Confused by this weird multi-reply comment, but I’ll address just the part to me:
Both infinities and imaginary numbers are artifacts of the model. That is, they are things we know about only because the map says they are there. This is both historically true (both things were discovered because the theory had a place where they should be) and true on the model itself (e.g. any experience of boundlessness I have is necessary a bounded experience that can only partly capture the infinite, supposing the infinite is even something we can meaningfully talk about as existing to experience).
And yes, there doesn’t have to be a direct reference. You can just make up concepts. But where did you make up that concept from? As I argue here, it comes ultimately from experience, because all concepts are grounded in experience via ostensive concept construction, and then we can build concepts on concepts, but those concepts not directly tied to experience are indirectly tied through their relationship with other concepts that are.
Comment withdrawn.
As far as I know it’s an open question of how LLMs learn language. It’s clearly different from humans because they don’t have the same kind of learning-from-sense-experience process that we do to ground the meaning of words defined in terms of other words.
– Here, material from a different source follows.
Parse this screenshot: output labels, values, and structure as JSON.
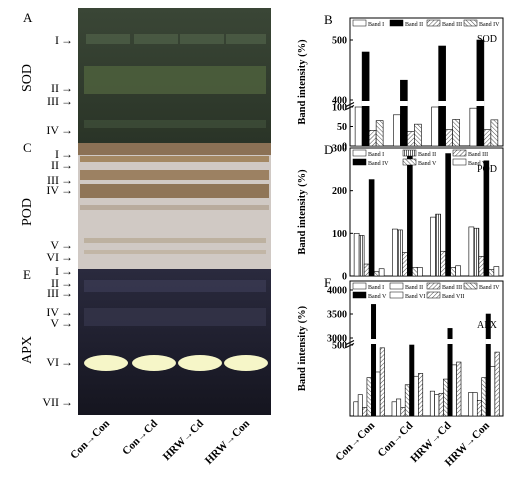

It’s possible they don’t learn words the same way we do and the sense in which an LLM gives a word meaning is different from how a human does it, and maybe that happens in such a way as to be meaningful even if humans and LLMs can communicate and each experiences the other as producing words that they interpret as grounded in the way they ground meaning.
As for mathematical concepts made out of relationships to each other, the story from the human perspective is the same: grounded in experience with words that back up those other words. When we try to do mathematics where everything floats free, it’s possible, but those symbols seem to come to take on meaning only because they get grounded by how they are used, which, arguably, is what humans do, so maybe that’s what LLMs do, too, only they don’t have the point-at-a-thing-to-know-it operation, so their use of words have meaning grounded in use, but not use to describe sensory experience.
Comment withdrawn.
If they are being applied to pure mathematics they are being used to do mathematics. Math, in an important sense, doesn’t exist when it’s not being done.
Comment withdrawn.
Math exists in the map, not the territory. Math is a map to make sense what we experience (I phrase it this way to avoid making excess metaphysical commitments about the nature of what’s experienced). It’s an abstraction of symbols, and it’s useful to the extent it accurately models and predict what we experience. Modeling is an active task. When there’s no mind, there’s no modeling happen, and hence no math. There may well still be things happening that could be modeled by math and you could argue that the abstractions of math are latent, but they don’t meaningfully exist, as far as we know, when we’re not mathing.